VILENS: Visual, Inertial, Lidar, and Leg Odometry for All-Terrain Legged Robots
David Wisth, Marco Camurri, Maurice Fallon
TL;DR
VILENS addresses the critical problem of robust localization for legged robots operating in challenging environments where individual sensors can degenerate. It introduces a factor-graph based framework that tightly fuses IMU, leg kinematics, vision, and lidar data, augmented by a novel velocity-bias factor to compensate for contact deformation and slippage. The approach yields substantial accuracy gains over loosely coupled baselines across diverse platforms and terrains, and demonstrates robustness in dark, slippery, and feature-poor environments, while functioning onboard with a fixed-lag smoother integrated with a perceptive controller and local planner. The results show high-frequency, low-drift state estimates suitable for terrain mapping and autonomous navigation, marking a practical step toward reliable all-terrain legged autonomy.
Abstract
We present visual inertial lidar legged navigation system (VILENS), an odometry system for legged robots based on factor graphs.

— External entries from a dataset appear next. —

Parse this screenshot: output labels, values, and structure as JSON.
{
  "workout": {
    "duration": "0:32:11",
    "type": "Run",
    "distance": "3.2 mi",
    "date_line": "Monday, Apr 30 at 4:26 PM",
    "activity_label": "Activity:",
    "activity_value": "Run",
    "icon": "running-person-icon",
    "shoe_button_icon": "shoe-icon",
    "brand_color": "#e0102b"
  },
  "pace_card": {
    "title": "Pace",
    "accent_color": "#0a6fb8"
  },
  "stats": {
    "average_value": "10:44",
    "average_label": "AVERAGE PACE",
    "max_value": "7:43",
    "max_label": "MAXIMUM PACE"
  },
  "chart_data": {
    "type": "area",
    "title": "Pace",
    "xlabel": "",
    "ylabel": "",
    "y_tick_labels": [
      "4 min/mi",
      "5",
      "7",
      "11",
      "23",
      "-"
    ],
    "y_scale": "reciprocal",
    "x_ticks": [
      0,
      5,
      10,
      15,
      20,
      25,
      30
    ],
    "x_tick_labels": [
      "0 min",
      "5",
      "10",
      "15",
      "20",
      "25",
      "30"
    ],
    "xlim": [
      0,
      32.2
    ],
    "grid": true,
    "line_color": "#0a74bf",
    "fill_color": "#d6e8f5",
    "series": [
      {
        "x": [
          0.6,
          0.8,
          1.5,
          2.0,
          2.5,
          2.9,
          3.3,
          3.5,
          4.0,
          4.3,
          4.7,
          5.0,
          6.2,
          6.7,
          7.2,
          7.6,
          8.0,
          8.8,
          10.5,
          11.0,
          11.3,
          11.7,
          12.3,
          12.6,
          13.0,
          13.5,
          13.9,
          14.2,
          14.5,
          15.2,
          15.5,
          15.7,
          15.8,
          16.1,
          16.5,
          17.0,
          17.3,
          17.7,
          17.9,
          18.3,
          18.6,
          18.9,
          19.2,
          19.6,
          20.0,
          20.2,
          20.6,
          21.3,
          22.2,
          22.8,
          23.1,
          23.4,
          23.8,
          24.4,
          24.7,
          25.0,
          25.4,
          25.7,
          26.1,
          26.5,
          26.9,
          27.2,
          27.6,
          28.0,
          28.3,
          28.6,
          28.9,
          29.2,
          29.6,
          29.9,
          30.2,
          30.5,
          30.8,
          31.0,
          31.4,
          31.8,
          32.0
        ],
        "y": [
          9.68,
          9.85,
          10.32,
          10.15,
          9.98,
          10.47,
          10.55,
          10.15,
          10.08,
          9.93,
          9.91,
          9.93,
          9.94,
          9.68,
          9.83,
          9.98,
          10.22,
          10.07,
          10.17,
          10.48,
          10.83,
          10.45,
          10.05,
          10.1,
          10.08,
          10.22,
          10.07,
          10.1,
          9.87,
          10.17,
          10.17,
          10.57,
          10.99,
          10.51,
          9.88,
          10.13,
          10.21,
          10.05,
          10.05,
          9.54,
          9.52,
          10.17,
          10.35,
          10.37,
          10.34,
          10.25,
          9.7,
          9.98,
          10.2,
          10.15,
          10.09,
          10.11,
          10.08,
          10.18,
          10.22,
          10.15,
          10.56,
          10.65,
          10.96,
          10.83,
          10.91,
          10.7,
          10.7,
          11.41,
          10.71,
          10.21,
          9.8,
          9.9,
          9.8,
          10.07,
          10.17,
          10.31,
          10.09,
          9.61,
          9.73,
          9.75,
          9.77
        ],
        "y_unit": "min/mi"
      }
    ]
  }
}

The key novelty is the tight fusion of four different sensor modalities to achieve reliable operation when the individual sensors would otherwise produce degenerate estimation. To minimize leg odometry drift, we extend the robot's state with a linear velocity bias term, which is estimated online. This bias is observable because of the tight fusion of this preintegrated velocity factor with vision, lidar, and inertial measurement unit (IMU) factors. Extensive experimental validation on different ANYmal quadruped robots is presented, for a total duration of 2 h and 1.8 km traveled. The experiments involved dynamic locomotion over loose rocks, slopes, and mud, which caused challenges such as slippage and terrain deformation. Perceptual challenges included dark and dusty underground caverns, and open and feature-deprived areas. We show an average improvement of 62% translational and 51% rotational errors compared to a state-of-the-art loosely coupled approach. To demonstrate its robustness, VILENS was also integrated with a perceptive controller and a local path planner.